Posso trovare molti collegamenti con la tua band precedente, gli USX: “Uktena” è il titolo di una delle canzoni di Eat The Low Dogs; la parola “path” compare nel titolo sia di questo disco, che dell’ultimo che hai registrato con gli USX (The Valley Path); inoltre, è anche questo un disco con una sola lunga canzone, proprio come l’ultimo degli USX. Dunque ti chiedo: gli Uktena sono un progetto completamente nuovo, o una nuova incarnazione degli USX? E ancora: qual è lo stato attuale degli USX? Se non sbaglio, avete suonato qualche concerto ultimamente: questo potrebbe far presagire ad una ripresa delle attività in modo stabile?
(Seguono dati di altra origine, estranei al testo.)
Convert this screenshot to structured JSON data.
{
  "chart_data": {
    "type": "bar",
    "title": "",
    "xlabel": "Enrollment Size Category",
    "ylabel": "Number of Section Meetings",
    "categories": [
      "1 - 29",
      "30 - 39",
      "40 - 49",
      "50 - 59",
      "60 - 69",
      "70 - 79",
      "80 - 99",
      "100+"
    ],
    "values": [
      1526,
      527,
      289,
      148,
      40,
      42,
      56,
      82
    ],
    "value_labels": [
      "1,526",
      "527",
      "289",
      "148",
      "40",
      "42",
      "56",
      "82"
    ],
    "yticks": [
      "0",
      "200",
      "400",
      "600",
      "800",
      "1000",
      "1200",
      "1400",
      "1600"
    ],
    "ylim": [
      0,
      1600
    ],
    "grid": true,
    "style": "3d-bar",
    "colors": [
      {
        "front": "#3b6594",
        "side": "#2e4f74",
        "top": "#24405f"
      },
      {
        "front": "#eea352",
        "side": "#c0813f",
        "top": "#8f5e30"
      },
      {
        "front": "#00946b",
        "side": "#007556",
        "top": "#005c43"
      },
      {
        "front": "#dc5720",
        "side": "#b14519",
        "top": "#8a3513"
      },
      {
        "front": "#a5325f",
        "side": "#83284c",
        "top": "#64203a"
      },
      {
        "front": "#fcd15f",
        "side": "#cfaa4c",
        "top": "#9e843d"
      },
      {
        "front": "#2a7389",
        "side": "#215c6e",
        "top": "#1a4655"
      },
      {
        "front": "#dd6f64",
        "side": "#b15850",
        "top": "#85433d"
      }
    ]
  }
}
Non credo nella fine delle cose, credo che nulla abbia davvero una fine. Quindi, gli USX stanno come stanno. A volte suoniamo dal vivo. Non sembra succedere nient’altro, ma a me sta bene. Gli Uktena sono un’altra band, un altro capitolo della mia vita ed un investimento che io e gli altri ragazzi abbiamo fatto in esso. Il nome viene dal folklore, da quello Cherokee per l’esattezza, anche se il serpente cornuto [per l’appunto Uktena, ndr] si manifesta in molte culture. Sono attratto dal simbolismo, dal folklore, dall’antica cultura ed i moderni problemi che riguardano i popoli della First Nation. Voglio che queste cose siano presenti nella coscienza collettiva. Da essere umano americano, l’America significa per me qualcosa di diverso rispetto alla maggior parte delle altre persone. Non penso ai presidenti, alle città, al denaro o alle macchine. Penso alle persone che hanno vissuto vite autentiche, che hanno compreso e comprendono ciò che è vero e senza tempo. Ho studiato, ed ho sentito con le mie orecchie, le parole di chi è stato davvero parte di questo mondo. Gli Uktena, auspicabilmente, porteranno altri a conoscere queste persone, le loro parole, azioni ed idee.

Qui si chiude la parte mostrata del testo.